Just one question would have sufficed: What did you learn from the war, Newt? — or Mitt or Rick or Michele or Jon or Ron or Rick again? Is there a lesson there for the rest of us? Does it make you cautious about promising war with Iran and aligning yourself too closely with Israel’s right-wingers? Have you learned something about the limits of air power or about upsetting the balance of power? Have you visited the amputee ward of a VA hospital and seen the pain — the constant, throbbing pain?

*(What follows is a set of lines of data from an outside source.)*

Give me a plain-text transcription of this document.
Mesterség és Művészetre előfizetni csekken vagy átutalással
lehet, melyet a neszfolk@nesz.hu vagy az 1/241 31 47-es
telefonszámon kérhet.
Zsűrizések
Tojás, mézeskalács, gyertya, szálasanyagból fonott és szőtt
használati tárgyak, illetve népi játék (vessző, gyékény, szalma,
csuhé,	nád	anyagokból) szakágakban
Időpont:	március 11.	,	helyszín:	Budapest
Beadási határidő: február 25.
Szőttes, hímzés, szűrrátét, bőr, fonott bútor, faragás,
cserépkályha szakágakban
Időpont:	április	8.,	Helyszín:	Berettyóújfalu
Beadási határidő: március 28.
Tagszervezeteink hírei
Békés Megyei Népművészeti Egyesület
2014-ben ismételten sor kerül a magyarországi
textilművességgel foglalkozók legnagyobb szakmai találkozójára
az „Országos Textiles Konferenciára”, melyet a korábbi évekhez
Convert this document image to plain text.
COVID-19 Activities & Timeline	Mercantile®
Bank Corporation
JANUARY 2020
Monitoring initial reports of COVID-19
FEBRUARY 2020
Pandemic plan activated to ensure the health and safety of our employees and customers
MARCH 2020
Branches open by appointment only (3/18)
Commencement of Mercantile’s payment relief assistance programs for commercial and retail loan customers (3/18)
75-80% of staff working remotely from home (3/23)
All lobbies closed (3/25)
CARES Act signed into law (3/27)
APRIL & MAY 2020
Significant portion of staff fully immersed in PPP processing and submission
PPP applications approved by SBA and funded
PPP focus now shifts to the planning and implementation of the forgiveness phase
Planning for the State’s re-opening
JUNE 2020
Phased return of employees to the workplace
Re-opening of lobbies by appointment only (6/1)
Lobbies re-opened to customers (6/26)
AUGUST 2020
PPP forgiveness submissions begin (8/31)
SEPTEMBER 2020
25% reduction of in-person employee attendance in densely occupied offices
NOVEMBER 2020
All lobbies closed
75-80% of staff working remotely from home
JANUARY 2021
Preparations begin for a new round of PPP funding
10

Have you looked into the eyes of a wounded man or woman and said, “Sorry, we’re moving on.”
     This cruel was is over, and now we have to debate whether Newt Gingrich was or was not a lobbyist.

Cassi Creek:
          Like Cohen, I must admit some early support of the Iraq war.  I allowed my concern for the continued security of Israel (mostly because of the numerous Scud attacks launched at Israel by Hussein’s command during the Gulf War) to override my distrust of Bush, Cheney, and the theocons who stood to profit from a war.  I believed sufficiently in the mental instability of an Arab dictator to discount the depth of greed and stupidity driving the demands for an invasion of Iraq.  I owe a fervent apology to the families of our dead, to our wounded, and to the troops who spent multiple tours of duty trying to build a nation out of Iraqi ruins while our nation decayed due to the GOP’s utter lack of concern for anything but further enriching the rich. 
          The Iraqi war troops are now out of a war that kept them gainfully employed.  They are coming home to search for jobs that no longer remain, to families that are ill equipped to deal with combat veterans and their peculiarities, and to a Veterans Affairs department that is woefully underfunded to care for them and their injuries, apparent and/or concealed.  The funding is controlled by a GOP that couldn’t wait to send them off to fight but which also could not be bothered to fund the war and its aftermath. 
          As a veteran, I find it inconceivable that any modern government would treat its troops so poorly.  But there is a decided lack of concern for the troops, partly because, so very few of our elected representatives and officials have actually worn the country’s uniform, and even fewer have been under fire. 
          So many of the GOP’s elected have neither family members in the military or any other contact beyond shaking hands with the hastily cleaned up troops during a “fact-finding” trip that is usually little but a re-election photo shoot. 
          So, young in age, old in experience troops, your bit of this war, the Iraqi war, is over.  There’s every chance you’ll visit fun, fascinating Afghanistan before it ends.  The economy, featuring outsourced jobs and no more social safety nets, may make 30-year men and women out of you if the Pentagon’s funding isn’t cut. 
          However, as Cohen notes, there is a madness among the GOP/teavangelist candidates that combines greed, anti- Islam behavior, and an over-abundance of stupidity into drumming up a new Crusade.  Iran, sadly all too likely to give them another attack as a rallying point like the attacks of 11 Sept 2001 is likely to be our next theater of operations.  It won’t be our best troops against Hussein’s politically reliable.  Iran’s armed forces will be better trained, better equipped, and will be certain that Allah is on their side.  
          Until the next crusade, driven by the teavangelists and other groups eager to start a world war over religion, succeed in pulling you back into the dirty end of things, Welcome home, troops!